Given all the advantages Love had – her star potential, gobs of money, and a Mormon at the top of the ticket – the question going forward is how does the Republican Party possibly beat Matheson ever. Canham also noted that this election also underscores just how hard it is to run against any incumbent.
“We had an idea today,” Burr quipped. “Run Mitt Romney against her.”
One of the challenges that Utah Republicans face is that, given how strongly they dominate elections, most campaign advisors are not “battle tested” for intra-party tough races, Canham said. “She just didn’t have the machinery in place,” but he noted for someone as young and talented as she is “There’s plenty of opportunities for her to do more in the future.”
One opportunity could be a Senate run in 2018. “A whole lot of people are lining up for Orrin Hatch’s job,” when he steps down, Canham said.
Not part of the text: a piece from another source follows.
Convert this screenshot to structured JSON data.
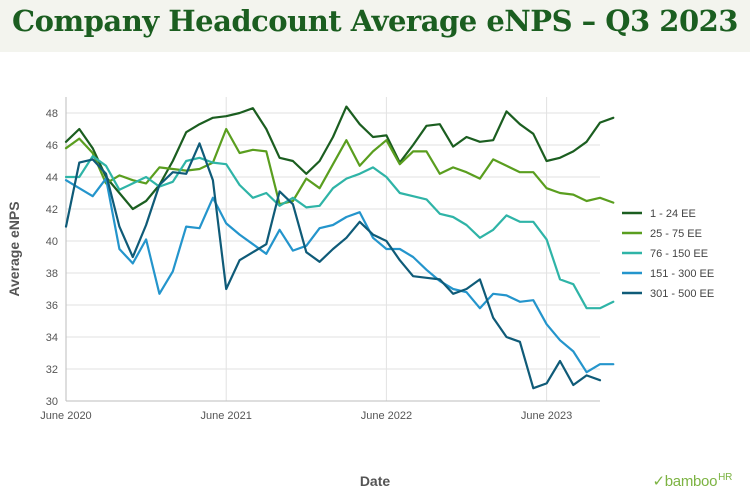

Of course no post-election discuss is complete without speculation about the next election. The two prognosticated that Republicans will need to soften on issues like gay marriage and immigration, the way Democrats have on gun control.
“If Republicans don’t change, they’ll become the Whig Party of our day,” Burr said.
One of those changes could be candidates who are fielded. Canham thinks the GOP nominee in 2016 will be Sen. Marco Rubio (FL), who could help the Republicans win Latino voters, and the Democrat nominee will be a woman: Hillary Clinton or Sen. Kirsten Gillibrand (NY).